Both of my Girl Scout troops celebrated the holidays with a gift exchange, so I picked up two packs of Squinkies for Mallory and Phoebe's contributions. "What if the person who gets this already has Squinkies?" Mallory asked.

"Well, that's what gift receipts are for," I said; but then I saw the opportunity for a Teachable Moment. "Actually, though, what DO you do when someone gives you a gift you already have?"

"You say, 'I have this at home!'" Phoebe said.

"Well, no. You should just smile and say 'Thank you!' The person doesn't need to know that you already have it; that might make them feel bad."

"Oh, and then you can take it back to the store and get something else?" Mallory said.

"Yes, you could do that," I said. "But you shouldn't tell the person you're going to do that."

"Yeah, but remember last year? When I got that High School Musical doll from Sarah at my party?" Mallory said. "And I don't like High School Musical so you let me take it back to Target?"


"That wasn't because I already had it, that was because I just didn't LIKE it. So that's okay too, right?"

"Yes, but the important thing is that you're not rude about it. As long as you said thank you to Sarah for the doll, and she didn't KNOW you didn't like it--"

"So as long as you don't tell the truth, right?" Phoebe said.

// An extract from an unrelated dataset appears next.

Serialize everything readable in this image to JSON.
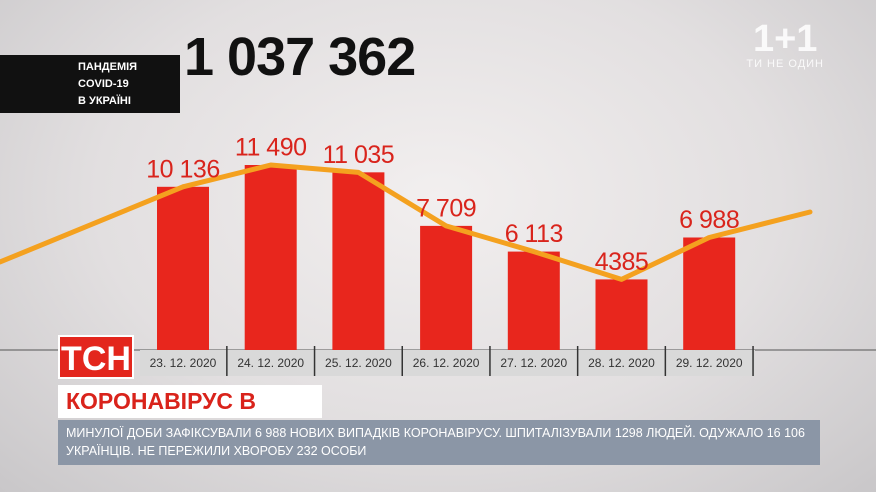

"Well." I had the distinct feeling that my Teachable Moment was getting away from me. "You should always tell the truth, of course. It's just that sometimes it's more important to be polite."

"Being polite is more important than not lying? Is that what you're saying?" Mallory demanded.

"There's a kind of lie called a little white lie," I said. "And yes, it's something you say when you don't want someone's feelings to be hurt. Like if someone gives you a present you don't like, you should go ahead and say thank you and that you like it very much. That's not a bad lie."

"But what if you go to a priest, and you have to confess your sins, do you have to confess that lie?" Mallory said. "Or do you say that you did tell a lie, but it was a good kind of lie, will the priest understand that?"

"God will understand, and that's all that matters," I said, a bit desperately.

"But what if the person comes to your house after you take the gift back," Phoebe said, "and they want to know where it is? And you don't have it anymore?"

"Yeah," Mallory said, "then you'll have to tell another lie to cover up for the fact that you took it back."

"The point is," I said, "that it's very important to say thank you when you receive a gift. Because when someone gives you a gift, it's because they like you and want you to be happy, and that matters much more than what the gift actually is."

"Okay, Mom, we get it," Mallory said. "You don't have to have that face on."

"What face?"

"Your leader face. Right now you're just our mom."


You would've thought, after the disastrous turn this conversation took, that I would've learned my lesson. But no -- when my Daisy troop met for our Christmas party, and I could legitimately wear my leader face, which I did not even know I had, by the way, I tried again. "What do we say when someone gives us a present?" I asked the girls before we passed out the gifts.

"Thank you!" the girls chorused.

"Right! But what if someone gives you a gift you don't really like? What do you say then?"

"No thank you!" they said.

"Well, that's not quite --" I began. And then I stopped. And let it go.


aimee said...

No thank you. Priceless. Actually that whole conversation is. That is a hard thing to teach. I think you should get an A+ for effort!

Karen said...

That is hard to teach. It is even harder when one has children who are so literal!